L’unico rammarico che ho, per non chiamarla rabbia, è questo. Già dallo scorso anno ci stiamo accorgendo che Musa articola dei suoni ben precisi e significativi: No, no (per dire no)-ca-ca (casa)- mio mio, ma ma, toc-toc. Nell’ultimo gruppo di lavoro del maggio 2012 ho proposto all’équipe dell’ASL se non fosse il caso di intraprendere un percorso di logoterapia. Il neuropsichiatra mi ha risposto testualmente: “Signora, siete fissata con questa logoterapia. Alla bambina è precluso un qualsiasi progresso cognitivo”. Tutto questo mi ha trovato in pieno disaccordo. Probabilmente ha ragione lui, lui è l’esperto ed io una semplice maestra… ma se Musa ha fatto tanto, perché non tentare. E poi tutto il lavoro svolto dalle insegnanti e dalla famiglia che ampiamente collabora? È stato come veder crollare tutti i nostri sforzi e sacrifici. Anche a me sarebbe piaciuto fare lezione con gli alunni “normali” e non avere fastidi dalle grida o dal girovagare di Musa da un banco all’altro… ma sarei venuta meno ad un impegno professionale e soprattutto a quella promessa fatta ai genitori due anni prima.

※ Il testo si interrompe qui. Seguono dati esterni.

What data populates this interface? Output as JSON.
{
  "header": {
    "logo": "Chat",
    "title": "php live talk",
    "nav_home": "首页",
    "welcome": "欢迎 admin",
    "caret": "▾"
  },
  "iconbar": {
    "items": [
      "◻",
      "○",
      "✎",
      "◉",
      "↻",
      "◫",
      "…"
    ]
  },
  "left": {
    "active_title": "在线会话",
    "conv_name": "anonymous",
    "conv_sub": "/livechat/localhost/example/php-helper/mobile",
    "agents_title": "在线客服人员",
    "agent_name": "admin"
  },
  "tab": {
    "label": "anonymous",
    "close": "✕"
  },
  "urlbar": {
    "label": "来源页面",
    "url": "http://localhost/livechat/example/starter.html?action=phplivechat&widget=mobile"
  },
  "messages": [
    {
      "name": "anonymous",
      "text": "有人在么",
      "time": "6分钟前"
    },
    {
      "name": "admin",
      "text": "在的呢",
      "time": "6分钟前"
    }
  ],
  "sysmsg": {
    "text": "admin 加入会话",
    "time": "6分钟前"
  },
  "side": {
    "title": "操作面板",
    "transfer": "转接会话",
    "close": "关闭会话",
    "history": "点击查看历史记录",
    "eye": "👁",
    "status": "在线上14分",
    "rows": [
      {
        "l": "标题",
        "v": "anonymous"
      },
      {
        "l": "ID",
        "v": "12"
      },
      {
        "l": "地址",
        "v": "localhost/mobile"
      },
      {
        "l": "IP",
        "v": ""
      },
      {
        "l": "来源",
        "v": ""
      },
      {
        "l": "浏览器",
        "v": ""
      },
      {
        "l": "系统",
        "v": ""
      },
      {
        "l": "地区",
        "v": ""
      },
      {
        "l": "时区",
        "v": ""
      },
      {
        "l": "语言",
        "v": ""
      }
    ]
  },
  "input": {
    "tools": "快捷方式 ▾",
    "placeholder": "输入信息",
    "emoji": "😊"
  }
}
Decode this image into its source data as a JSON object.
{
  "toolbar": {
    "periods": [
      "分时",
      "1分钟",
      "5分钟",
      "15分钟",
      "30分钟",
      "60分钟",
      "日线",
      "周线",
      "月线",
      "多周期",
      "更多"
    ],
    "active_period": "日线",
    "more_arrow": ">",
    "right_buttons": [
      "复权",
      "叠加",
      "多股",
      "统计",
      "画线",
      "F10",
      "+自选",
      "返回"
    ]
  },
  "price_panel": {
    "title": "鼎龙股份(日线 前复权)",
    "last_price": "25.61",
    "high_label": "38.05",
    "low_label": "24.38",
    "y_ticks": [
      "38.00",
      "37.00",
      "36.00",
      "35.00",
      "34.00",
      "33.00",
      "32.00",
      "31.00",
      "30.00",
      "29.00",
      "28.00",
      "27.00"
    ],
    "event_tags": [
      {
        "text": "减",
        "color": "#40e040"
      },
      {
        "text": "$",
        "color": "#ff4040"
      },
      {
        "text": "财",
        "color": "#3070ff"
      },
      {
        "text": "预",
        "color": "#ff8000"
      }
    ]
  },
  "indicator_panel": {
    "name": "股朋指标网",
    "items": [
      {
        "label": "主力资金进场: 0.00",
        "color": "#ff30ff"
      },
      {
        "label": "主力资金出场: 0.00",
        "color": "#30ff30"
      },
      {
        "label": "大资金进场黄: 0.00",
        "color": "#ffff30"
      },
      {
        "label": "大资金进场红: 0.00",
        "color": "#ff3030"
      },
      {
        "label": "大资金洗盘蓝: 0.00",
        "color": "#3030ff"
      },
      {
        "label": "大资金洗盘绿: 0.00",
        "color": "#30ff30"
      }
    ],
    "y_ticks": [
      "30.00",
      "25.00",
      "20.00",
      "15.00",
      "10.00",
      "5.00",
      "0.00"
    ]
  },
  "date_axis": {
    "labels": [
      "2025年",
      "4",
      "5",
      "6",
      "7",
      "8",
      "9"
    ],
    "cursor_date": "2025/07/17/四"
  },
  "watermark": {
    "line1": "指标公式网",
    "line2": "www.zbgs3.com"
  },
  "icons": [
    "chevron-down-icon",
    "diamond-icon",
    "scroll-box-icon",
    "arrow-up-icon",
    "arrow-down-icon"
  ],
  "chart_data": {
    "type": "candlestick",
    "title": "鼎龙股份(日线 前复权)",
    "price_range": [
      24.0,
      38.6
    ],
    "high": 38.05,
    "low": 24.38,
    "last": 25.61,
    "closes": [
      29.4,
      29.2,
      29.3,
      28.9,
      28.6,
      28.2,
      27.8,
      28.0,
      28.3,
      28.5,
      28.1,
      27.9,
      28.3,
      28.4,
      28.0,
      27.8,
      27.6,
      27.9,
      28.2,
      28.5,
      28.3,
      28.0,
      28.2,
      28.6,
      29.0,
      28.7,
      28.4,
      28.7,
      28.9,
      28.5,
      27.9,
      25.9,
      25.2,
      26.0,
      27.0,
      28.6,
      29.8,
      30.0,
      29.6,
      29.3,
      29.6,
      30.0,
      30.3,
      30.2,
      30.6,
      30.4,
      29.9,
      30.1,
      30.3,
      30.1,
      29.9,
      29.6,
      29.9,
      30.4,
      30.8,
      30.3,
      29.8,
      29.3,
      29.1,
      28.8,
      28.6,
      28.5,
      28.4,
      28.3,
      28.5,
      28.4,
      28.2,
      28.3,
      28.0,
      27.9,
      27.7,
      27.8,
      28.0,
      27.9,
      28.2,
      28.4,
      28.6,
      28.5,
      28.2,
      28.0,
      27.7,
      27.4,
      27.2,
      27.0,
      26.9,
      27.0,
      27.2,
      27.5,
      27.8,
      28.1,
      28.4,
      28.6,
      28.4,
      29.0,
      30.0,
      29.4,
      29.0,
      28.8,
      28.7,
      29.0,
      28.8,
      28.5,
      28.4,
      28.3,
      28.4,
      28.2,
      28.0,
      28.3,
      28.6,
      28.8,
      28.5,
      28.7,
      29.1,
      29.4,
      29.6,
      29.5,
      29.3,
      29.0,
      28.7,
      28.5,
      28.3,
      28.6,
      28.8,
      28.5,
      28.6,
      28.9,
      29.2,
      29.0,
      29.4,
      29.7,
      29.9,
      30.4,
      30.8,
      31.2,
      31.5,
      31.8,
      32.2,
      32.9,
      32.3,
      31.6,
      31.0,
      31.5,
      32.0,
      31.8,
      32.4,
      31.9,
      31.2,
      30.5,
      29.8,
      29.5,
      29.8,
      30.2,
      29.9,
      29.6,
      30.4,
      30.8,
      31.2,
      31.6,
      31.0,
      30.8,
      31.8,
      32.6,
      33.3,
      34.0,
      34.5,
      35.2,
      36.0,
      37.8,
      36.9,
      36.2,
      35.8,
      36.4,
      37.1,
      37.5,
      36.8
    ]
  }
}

Settembre 2012, terza elementare. L’insegnante che ha seguito Musa per due anni ha dovuto trasferirsi perché sovrannumeraria. Pertanto a Musa è stata assegnata una nuova insegnante, che è partita col piede giusto, nel senso che ha preso a cuore il caso, ma dopo due settimane si è assentata e l’assenza durerà per tutto l’anno. Qui sono cominciati i disagi. Per un mese abbiamo dovuto seguire la bambina utilizzando le disponibilità dei docenti della scuola nell’attesa di poter nominare una docente supplente che finalmente è arrivata il 17 ottobre.
Per Musa non è stato facile. Però c’è da dire che ha accolto la nuova insegnante e la accetta a patto che le faccia fare quello che vuole. Certamente questo è un periodo di osservazione per la nuova docente, ma adesso è ora di fissare un obiettivo e di perseguirlo a tutti i costi: quello di riavere la stessa scansione della giornata scolastica che aveva prima, perché per il momento lei passa quasi tutte le ore scolastiche nell’aula di musica.